Top shelf of my bookcase inherited from my mother. Photo of Mom and my two younger daughters. |
My young mother almost broke into a gallop when she walked. I heard her footfall throughout our small, ranch house, up and down the basement stairs and room to room. Seamlessly, she raced against time to complete one task, then another.
Until her
seventies, seldom did I witness the prized moment when Mom put up her feet. I
cannot remember a book in her hands while she raised my four sisters and me.
Was there such a
thing as book clubs for mothers of Baby Boomers?
Rather, when Mom relaxed,
she held a threaded needle in her right hand, and the hem of a skirt or dress
in her left. She “never stopped until her head hit the pillow,” as she’d say.
Before Webster’s
Dictionary endorsed the term, Sadie O’Brien’s accomplishments included the
first “cottage industry” in the growing city of Warren. Her business began with
sewing for women. Then baking and decorating wedding cakes. When our family
doctor got wind of her culinary reputation, he hired Mom to cater his dinner
parties.
In her fifties she
found time and finances to build her dream home in Kentucky surrounded by flowering
trees and gardens. However, sewing matching Christmas dresses for her five granddaughters
became her favorite creative pastime. And a lure to gather her family around
the expanded table for her famous light rolls hot out of the oven.

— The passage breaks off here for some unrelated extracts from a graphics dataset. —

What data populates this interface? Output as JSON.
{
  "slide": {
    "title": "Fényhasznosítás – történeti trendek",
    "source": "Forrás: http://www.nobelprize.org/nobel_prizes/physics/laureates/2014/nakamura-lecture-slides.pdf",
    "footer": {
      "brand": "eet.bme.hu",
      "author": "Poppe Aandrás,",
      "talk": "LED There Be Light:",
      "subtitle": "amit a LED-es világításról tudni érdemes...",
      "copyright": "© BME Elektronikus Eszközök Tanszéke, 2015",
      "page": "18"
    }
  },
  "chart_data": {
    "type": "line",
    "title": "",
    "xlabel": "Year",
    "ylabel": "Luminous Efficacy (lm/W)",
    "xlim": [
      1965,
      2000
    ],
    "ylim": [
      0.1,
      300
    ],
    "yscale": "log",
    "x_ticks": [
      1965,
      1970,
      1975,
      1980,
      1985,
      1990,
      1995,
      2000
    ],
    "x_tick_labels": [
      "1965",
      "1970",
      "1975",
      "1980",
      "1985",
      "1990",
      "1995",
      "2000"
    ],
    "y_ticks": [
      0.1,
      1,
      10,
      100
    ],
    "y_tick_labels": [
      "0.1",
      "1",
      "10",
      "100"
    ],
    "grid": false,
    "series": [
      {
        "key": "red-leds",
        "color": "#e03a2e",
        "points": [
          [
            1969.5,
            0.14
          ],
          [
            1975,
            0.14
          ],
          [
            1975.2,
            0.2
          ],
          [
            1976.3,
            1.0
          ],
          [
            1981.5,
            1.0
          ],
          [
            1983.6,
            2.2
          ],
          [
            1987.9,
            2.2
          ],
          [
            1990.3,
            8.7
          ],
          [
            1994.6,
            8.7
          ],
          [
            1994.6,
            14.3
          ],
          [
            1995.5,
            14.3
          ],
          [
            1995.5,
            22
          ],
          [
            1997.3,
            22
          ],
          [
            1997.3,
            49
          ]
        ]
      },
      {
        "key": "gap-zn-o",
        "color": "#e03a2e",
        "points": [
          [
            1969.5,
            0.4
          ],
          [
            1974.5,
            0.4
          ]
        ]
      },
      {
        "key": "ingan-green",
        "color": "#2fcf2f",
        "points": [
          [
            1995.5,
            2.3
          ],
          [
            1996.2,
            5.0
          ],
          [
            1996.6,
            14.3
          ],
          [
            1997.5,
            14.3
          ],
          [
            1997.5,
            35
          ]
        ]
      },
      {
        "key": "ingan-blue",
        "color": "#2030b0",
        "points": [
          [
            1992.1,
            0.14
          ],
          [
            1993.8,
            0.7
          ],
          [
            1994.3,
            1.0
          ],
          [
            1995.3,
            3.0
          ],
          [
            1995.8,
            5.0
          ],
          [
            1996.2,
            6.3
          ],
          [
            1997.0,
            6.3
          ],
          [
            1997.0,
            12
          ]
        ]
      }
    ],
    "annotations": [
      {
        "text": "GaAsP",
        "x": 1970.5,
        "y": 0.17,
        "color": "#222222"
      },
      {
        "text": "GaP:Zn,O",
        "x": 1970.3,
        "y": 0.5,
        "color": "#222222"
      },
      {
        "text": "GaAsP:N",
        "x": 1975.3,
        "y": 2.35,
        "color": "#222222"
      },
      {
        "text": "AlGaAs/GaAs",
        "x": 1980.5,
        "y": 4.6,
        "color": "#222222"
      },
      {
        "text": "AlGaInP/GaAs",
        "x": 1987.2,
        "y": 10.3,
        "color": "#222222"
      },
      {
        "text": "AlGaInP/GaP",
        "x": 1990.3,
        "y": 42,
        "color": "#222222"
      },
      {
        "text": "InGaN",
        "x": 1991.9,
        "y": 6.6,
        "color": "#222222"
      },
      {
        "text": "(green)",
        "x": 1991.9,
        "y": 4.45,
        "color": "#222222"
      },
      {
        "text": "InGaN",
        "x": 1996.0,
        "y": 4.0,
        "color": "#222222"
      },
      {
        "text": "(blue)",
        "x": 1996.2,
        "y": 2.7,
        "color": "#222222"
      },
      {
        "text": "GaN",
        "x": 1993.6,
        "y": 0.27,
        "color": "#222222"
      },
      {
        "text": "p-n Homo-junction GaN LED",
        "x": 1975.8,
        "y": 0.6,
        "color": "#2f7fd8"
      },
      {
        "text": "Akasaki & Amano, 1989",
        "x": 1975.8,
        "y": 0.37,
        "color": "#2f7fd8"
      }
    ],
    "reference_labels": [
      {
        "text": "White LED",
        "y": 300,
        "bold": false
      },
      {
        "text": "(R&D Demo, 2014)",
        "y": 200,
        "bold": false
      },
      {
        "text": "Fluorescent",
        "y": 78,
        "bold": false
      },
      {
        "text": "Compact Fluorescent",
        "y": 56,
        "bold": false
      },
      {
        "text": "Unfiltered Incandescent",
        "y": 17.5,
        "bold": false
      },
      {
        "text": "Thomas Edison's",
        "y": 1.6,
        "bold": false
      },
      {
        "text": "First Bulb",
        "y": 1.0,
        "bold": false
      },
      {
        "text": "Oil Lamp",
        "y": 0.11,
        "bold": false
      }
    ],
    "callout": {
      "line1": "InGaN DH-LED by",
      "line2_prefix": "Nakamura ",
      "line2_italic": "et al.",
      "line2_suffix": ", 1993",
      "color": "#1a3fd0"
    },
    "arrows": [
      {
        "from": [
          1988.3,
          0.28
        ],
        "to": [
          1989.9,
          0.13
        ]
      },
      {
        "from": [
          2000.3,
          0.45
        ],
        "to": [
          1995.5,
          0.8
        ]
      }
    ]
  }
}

Meanwhile, Mom established
a personal library. Her younger brothers built two large bookshelves for the
literature she’d never had time to devour.
In the extending shadow
of this remarkable history, the day arrived when Mom could no longer remember
where she put her book-in-progress. Her footfall no longer bounced from room to
room and up the stairs to the “dormitory” she designed and furnished for her
granddaughters.
At last, under
great distress and opposition, this strong, gifted woman submitted to her
children’s care. After many medical tests, doctors confirmed our mother
suffered from Alzheimer’s and Non-Hodgkin’s lymphoma. “Make the most of the
time you have left,” a doctor advised.
Upon one conversation
with my mother, I asked how she was feeling.
She sighed. “Like
I just hoed a cornfield.”
Perplexed, I
replied, “You hoed cornfields?”
She blinked hard.
“Why, yeah. Everybody who could hold a hoe had to help. I hated it. I’d rather
make supper on the cook stove any day than hoe under the blazing sun. Nothing
makes you bone-tired like hoeing a cornfield.”
At the time, I
could only imagine, for I had yet to begin clearing and plowing land, and
planting lavender fields. Later, I carried my harvest in baskets to the kitchen
table for Mom to help bundle.
“Iris, what do you
call this?”
“Lavender.”
“What do you do
with it?”
“I infused it in
our iced tea. You’re drinking it,” I’d say.
Dear Reader, my
mother could no longer taste to understand lavender, an herb, flavored our tea.
And I soon learned
nothing makes you bone-tired like hoeing a lavender field under a blazing sun.